McDougall nous invite à nous interroger sur l’origine de nos propres jugements et à nous poser certaines questions par rapport à notre choix du métier d’analyste, et Laure Bonnefon-Tort la cite : « Avons-nous remplacé notre désir voyeuriste de surprendre les secrets de la scène primitive par l’admirable désir de savoir ? Ou encore avons-nous substitué à notre désir de posséder à la fois la fertilité masculine et féminine de nos parents celui de créer des théories explicatives concernant nos analysants ? Avons-nous remplacé notre culpabilité d’avoir fantasmé des attaques contre les objets significatifs de notre monde interne par le besoin de réparer et de guérir le monde psychique des autres?… » (Eros, p.273). Luttant contre la standardisation et le passage par des schémas tout faits, McDougall nous rappelle qu’il est en fait aussi compliqué d’expliquer comment on devient hétérosexuel qu’homosexuel ou néosexuel…

Comment donc faire la part des choses entre sexualités et néosexualités ? Le seul critère de distinction, selon McDougall, est la souffrance du sujet, à nouveau, elle évite les étiquettes. Depuis Plaidoyer, l’idée centrale de McDougall, peut se résumer ainsi : névrose, psychose, perversion, œuvre d’art, maladie psychosomatique sont à entendre comme des créations du sujet. La créativité à l’œuvre en chacun est au service de la recherche d’une solution psychique. Cette solution, cette tentative d’auto-guérison revient à éviter une catastrophe. Fidèle à la métaphore théâtrale, McDougall nous invite donc à reconstruire avec nos patients, lorsqu’ils sont en souffrance, le sens caché des mises en scène complexes qu’il ont créées dans leur sexualité mais dont la signification leur échappe. Comme elle le rappelle dans Théâtres du Je, il s’agit de pièces de théâtre lacunaires, dont l’auteur lui-même a perdu le sens originel. Elles constituent des solutions psychiques face aux angoisses primordiales des sujets. Afin d’illustrer ce travail de reconstruction analytique, Laure Bonnefon-Tort nous apporte plusieurs exemples cliniques, tirés des œuvres de McDougall, nous démontrant ainsi la richesse clinique de sa pensée.
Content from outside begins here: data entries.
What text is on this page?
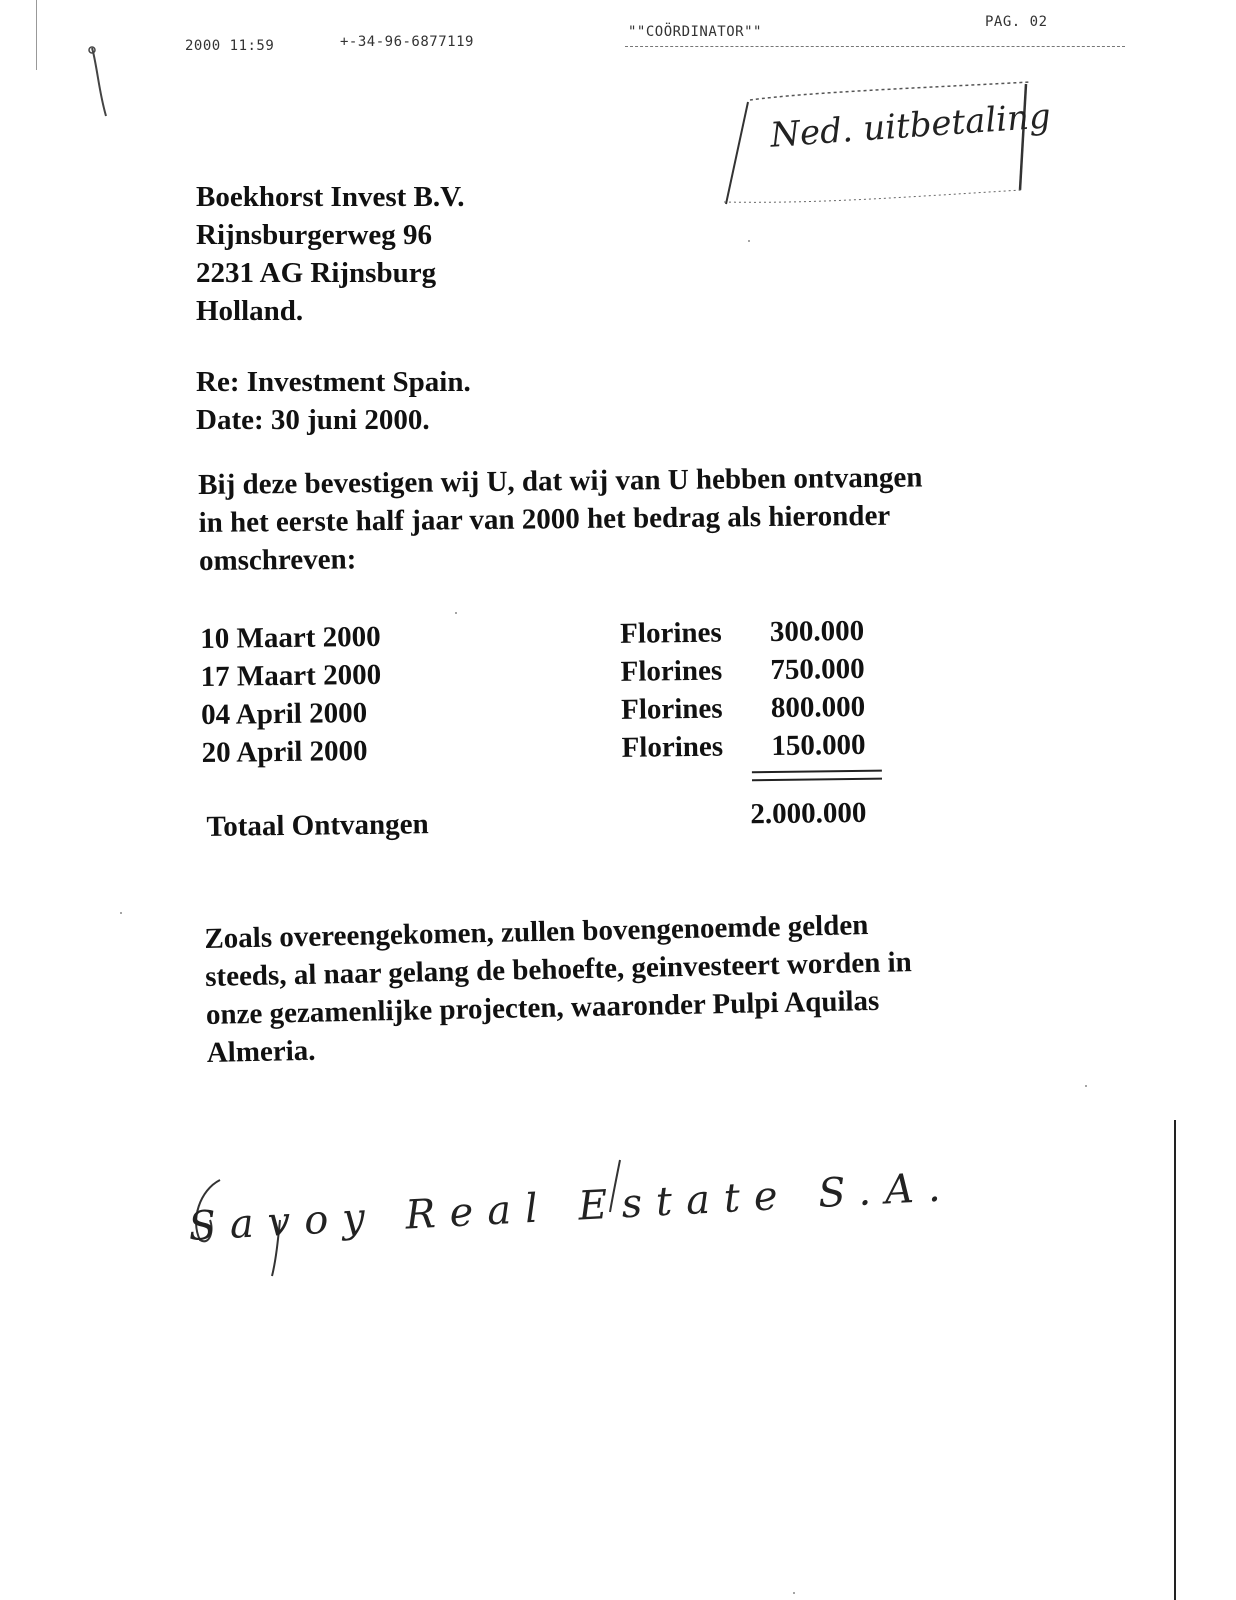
2000 11:59	+-34-96-6877119
""COÖRDINATOR""
PAG. 02
Ned. uitbetaling
Boekhorst Invest B.V.
Rijnsburgerweg 96
2231 AG Rijnsburg
Holland.
Re: Investment Spain.
Date: 30 juni 2000.
Bij deze bevestigen wij U, dat wij van U hebben ontvangen
in het eerste half jaar van 2000 het bedrag als hieronder
omschreven:
10 Maart 2000	Florines	300.000
17 Maart 2000	Florines	750.000
04 April 2000	Florines	800.000
20 April 2000	Florines	150.000
Totaal Ontvangen	2.000.000
Zoals overeengekomen, zullen bovengenoemde gelden
steeds, al naar gelang de behoefte, geinvesteert worden in
onze gezamenlijke projecten, waaronder Pulpi Aquilas
Almeria.
Savoy Real Estate S.A.
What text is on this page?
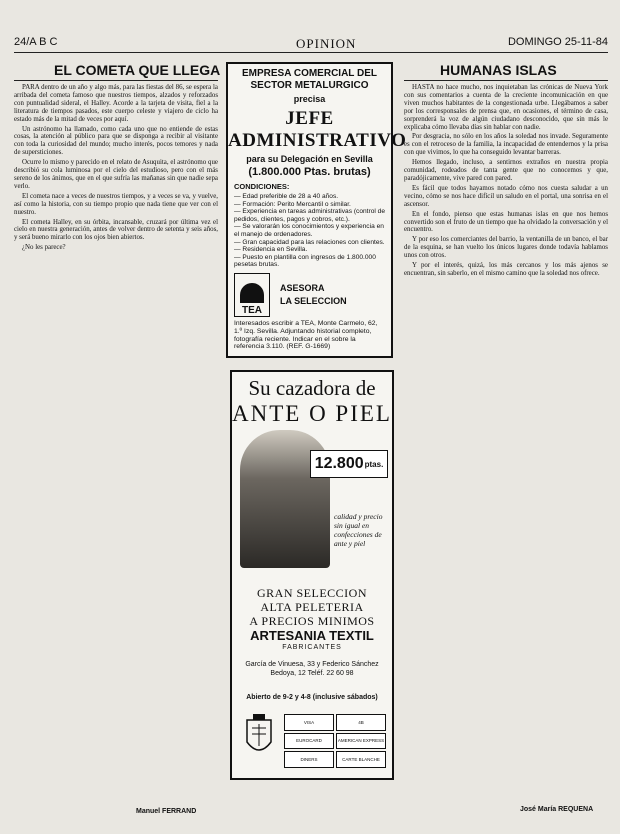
24/A B C	OPINION	DOMINGO 25-11-84
EL COMETA QUE LLEGA

PARA dentro de un año y algo más, para las fiestas del 86, se espera la arribada del cometa famoso que nuestros tiempos, alzados y reforzados con puntualidad sideral, el Halley. Acorde a la tarjeta de visita, fiel a la literatura de tiempos pasados, este cuerpo celeste y viajero de ciclo ha estado más de la mitad de veces por aquí.

Un astrónomo ha llamado, como cada uno que no entiende de estas cosas, la atención al público para que se disponga a recibir al visitante con toda la curiosidad del mundo; mucho interés, pocos temores y nada de supersticiones.

Ocurre lo mismo y parecido en el relato de Asuquita, el astrónomo que describió su cola luminosa por el cielo del estudioso, pero con el más sereno de los ánimos, que en el que sufría las mañanas sin que nadie sepa verlo.

El cometa nace a veces de nuestros tiempos, y a veces se va, y vuelve, así como la historia, con su tiempo propio que nada tiene que ver con el nuestro.

El cometa Halley, en su órbita, incansable, cruzará por última vez el cielo en nuestra generación, antes de volver dentro de setenta y seis años, y será bueno mirarlo con los ojos bien abiertos.

¿No les parece?

Manuel FERRAND
EMPRESA COMERCIAL DEL SECTOR METALURGICO
precisa
JEFE ADMINISTRATIVO
para su Delegación en Sevilla
(1.800.000 Ptas. brutas)
CONDICIONES:
— Edad preferible de 28 a 40 años.
— Formación: Perito Mercantil o similar.
— Experiencia en tareas administrativas (control de pedidos, clientes, pagos y cobros, etc.).
— Se valorarán los conocimientos y experiencia en el manejo de ordenadores.
— Gran capacidad para las relaciones con clientes.
— Residencia en Sevilla.
— Puesto en plantilla con ingresos de 1.800.000 pesetas brutas.
TEA
ASESORA
LA SELECCION
Interesados escribir a TEA, Monte Carmelo, 62, 1.º Izq. Sevilla. Adjuntando historial completo, fotografía reciente. Indicar en el sobre la referencia 3.110. (REF. G-1669)
Su cazadora de
ANTE O PIEL
12.800 ptas.
calidad y precio sin igual en confecciones de ante y piel
GRAN SELECCION
ALTA PELETERIA
A PRECIOS MINIMOS
ARTESANIA TEXTIL
FABRICANTES
García de Vinuesa, 33 y Federico Sánchez Bedoya, 12 Teléf. 22 60 98
Abierto de 9-2 y 4-8 (inclusive sábados)
VISA	4B
EUROCARD	AMERICAN EXPRESS
DINERS	CARTE BLANCHE
HUMANAS ISLAS

HASTA no hace mucho, nos inquietaban las crónicas de Nueva York con sus comentarios a cuenta de la creciente incomunicación en que viven muchos habitantes de la congestionada urbe. Llegábamos a saber por los corresponsales de prensa que, en ocasiones, el término de casa, sorprenderá la voz de algún ciudadano desconocido, que sin más le explicaba cómo llevaba días sin hablar con nadie.

Por desgracia, no sólo en los años la soledad nos invade. Seguramente es con el retroceso de la familia, la incapacidad de entendernos y la prisa con que vivimos, lo que ha conseguido levantar barreras.

Hemos llegado, incluso, a sentirnos extraños en nuestra propia comunidad, rodeados de tanta gente que no conocemos y que, paradójicamente, vive pared con pared.

Es fácil que todos hayamos notado cómo nos cuesta saludar a un vecino, cómo se nos hace difícil un saludo en el portal, una sonrisa en el ascensor.

En el fondo, pienso que estas humanas islas en que nos hemos convertido son el fruto de un tiempo que ha olvidado la conversación y el encuentro.

Y por eso los comerciantes del barrio, la ventanilla de un banco, el bar de la esquina, se han vuelto los únicos lugares donde todavía hablamos unos con otros.

Y por el interés, quizá, los más cercanos y los más ajenos se encuentran, sin saberlo, en el mismo camino que la soledad nos ofrece.

José María REQUENA
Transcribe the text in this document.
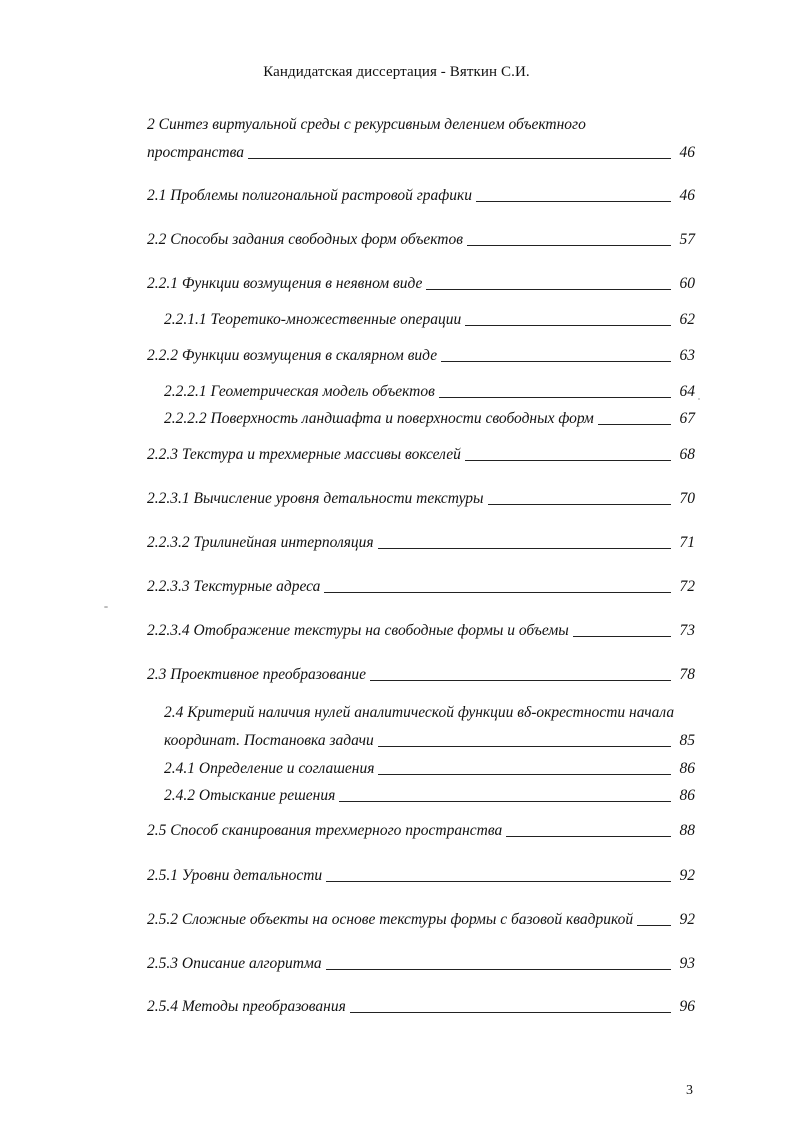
Кандидатская диссертация - Вяткин С.И.
2 Синтез виртуальной среды с рекурсивным делением объектного
пространства	46
2.1 Проблемы полигональной растровой графики	46
2.2 Способы задания свободных форм объектов	57
2.2.1 Функции возмущения в неявном виде	60
2.2.1.1 Теоретико-множественные операции	62
2.2.2 Функции возмущения в скалярном виде	63
2.2.2.1 Геометрическая модель объектов	64
2.2.2.2 Поверхность ландшафта и поверхности свободных форм	67
2.2.3 Текстура и трехмерные массивы вокселей	68
2.2.3.1 Вычисление уровня детальности текстуры	70
2.2.3.2 Трилинейная интерполяция	71
2.2.3.3 Текстурные адреса	72
2.2.3.4 Отображение текстуры на свободные формы и объемы	73
2.3 Проективное преобразование	78
2.4 Критерий наличия нулей аналитической функции вδ-окрестности начала
координат. Постановка задачи	85
2.4.1 Определение и соглашения	86
2.4.2 Отыскание решения	86
2.5 Способ сканирования трехмерного пространства	88
2.5.1 Уровни детальности	92
2.5.2 Сложные объекты на основе текстуры формы с базовой квадрикой	92
2.5.3 Описание алгоритма	93
2.5.4 Методы преобразования	96
3
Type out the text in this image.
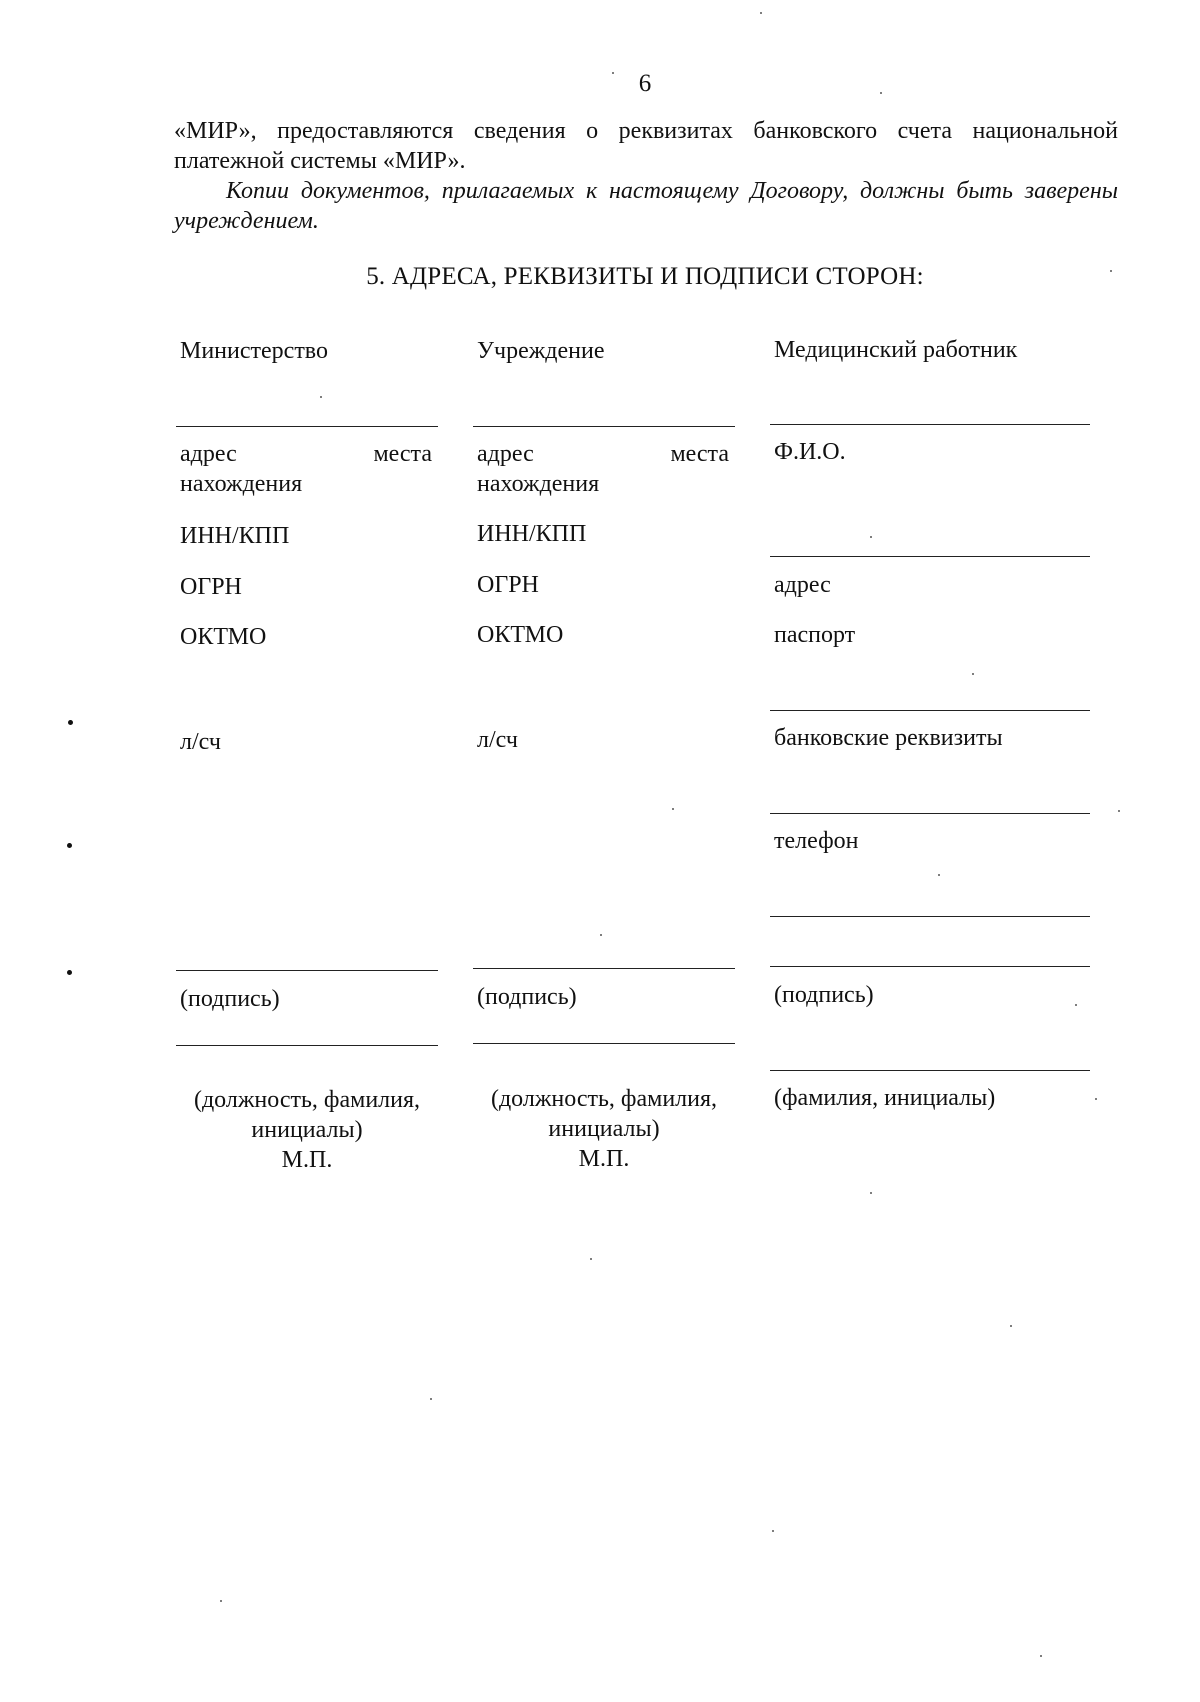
6
«МИР», предоставляются сведения о реквизитах банковского счета национальной платежной системы «МИР».
Копии документов, прилагаемых к настоящему Договору, должны быть заверены учреждением.
5. АДРЕСА, РЕКВИЗИТЫ И ПОДПИСИ СТОРОН:
Министерство
адрес	места
нахождения
ИНН/КПП
ОГРН
ОКТМО
л/сч
(подпись)
(должность, фамилия,
инициалы)
М.П.
Учреждение
адрес	места
нахождения
ИНН/КПП
ОГРН
ОКТМО
л/сч
(подпись)
(должность, фамилия,
инициалы)
М.П.
Медицинский работник
Ф.И.О.
адрес
паспорт
банковские реквизиты
телефон
(подпись)
(фамилия, инициалы)
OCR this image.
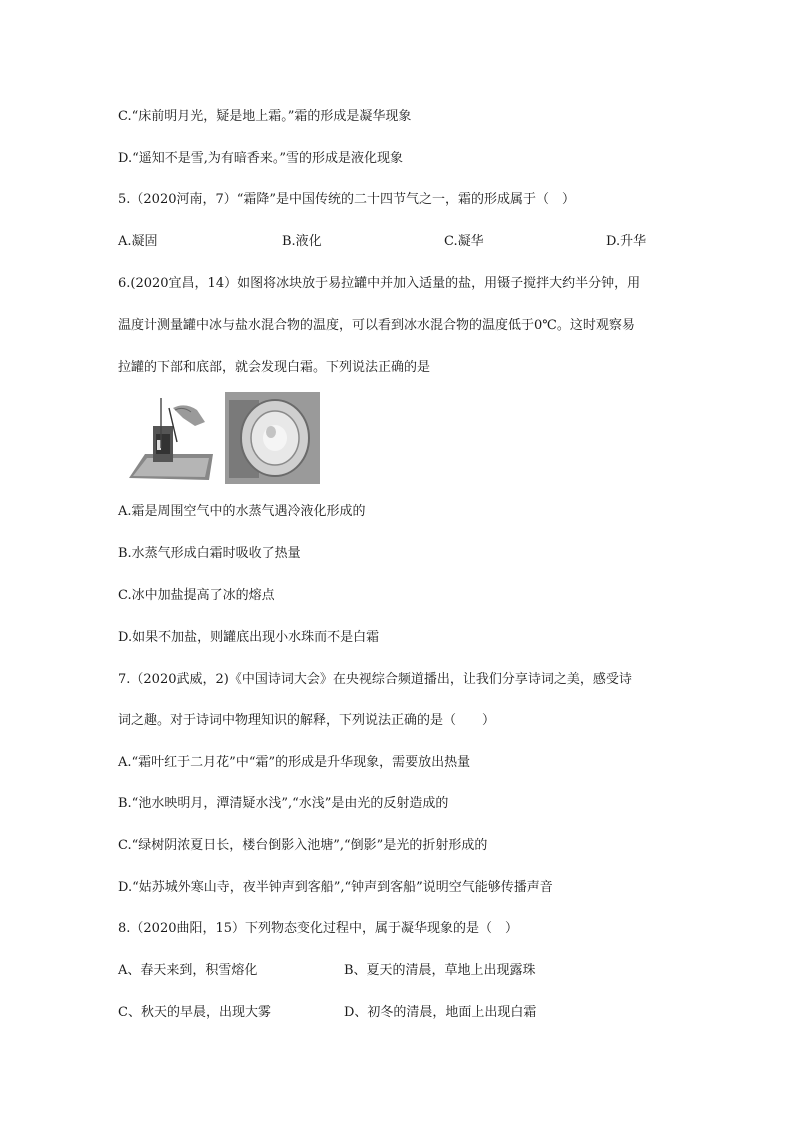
C.“床前明月光，疑是地上霜。”霜的形成是凝华现象
D.“遥知不是雪,为有暗香来。”雪的形成是液化现象
5.（2020河南，7）“霜降”是中国传统的二十四节气之一，霜的形成属于（　）
A.凝固	B.液化	C.凝华	D.升华
6.(2020宜昌，14）如图将冰块放于易拉罐中并加入适量的盐，用镊子搅拌大约半分钟，用
温度计测量罐中冰与盐水混合物的温度，可以看到冰水混合物的温度低于0℃。这时观察易
拉罐的下部和底部，就会发现白霜。下列说法正确的是
A.霜是周围空气中的水蒸气遇冷液化形成的
B.水蒸气形成白霜时吸收了热量
C.冰中加盐提高了冰的熔点
D.如果不加盐，则罐底出现小水珠而不是白霜
7.（2020武威，2)《中国诗词大会》在央视综合频道播出，让我们分享诗词之美，感受诗
词之趣。对于诗词中物理知识的解释，下列说法正确的是（　　）
A.“霜叶红于二月花”中“霜”的形成是升华现象，需要放出热量
B.“池水映明月，潭清疑水浅”,“水浅”是由光的反射造成的
C.“绿树阴浓夏日长，楼台倒影入池塘”,“倒影”是光的折射形成的
D.“姑苏城外寒山寺，夜半钟声到客船”,“钟声到客船”说明空气能够传播声音
8.（2020曲阳，15）下列物态变化过程中，属于凝华现象的是（　）
A、春天来到，积雪熔化	B、夏天的清晨，草地上出现露珠
C、秋天的早晨，出现大雾	D、初冬的清晨，地面上出现白霜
À la fin de sa conférence, Laure Bonnefon-Tort cite le dernier chapitre du dernier livre de McDougall, qui s’intitule « En quête d’un nouveau paradigme pour la psychanalyse ». Celui-ci témoigne de sa clairvoyance et de sa capacité d’anticipation car elle y souligne que l’axe du travail analytique semble se déplacer du « droit d’aimer et de travailler », à celui du « droit d’exister » (Eros, p298).

Pour conclure, soulignons que la riche discussion qui a suivi a permis de préciser quelques points supplémentaires, notamment, le lien, sur lequel insiste McDougall, entre sexualité et trauma, un trauma universel, né souvent de la découverte de la différence des sexes. La solution néosexuelle serait donc une manière de surmonter une angoisse. McDougall, qui était moins silencieuse que d’autres analystes de sa génération, proposait un holding par la parole et dans une attitude très bienveillante accordait une attention particulière au contre transfert, y compris au contre transfert corporel.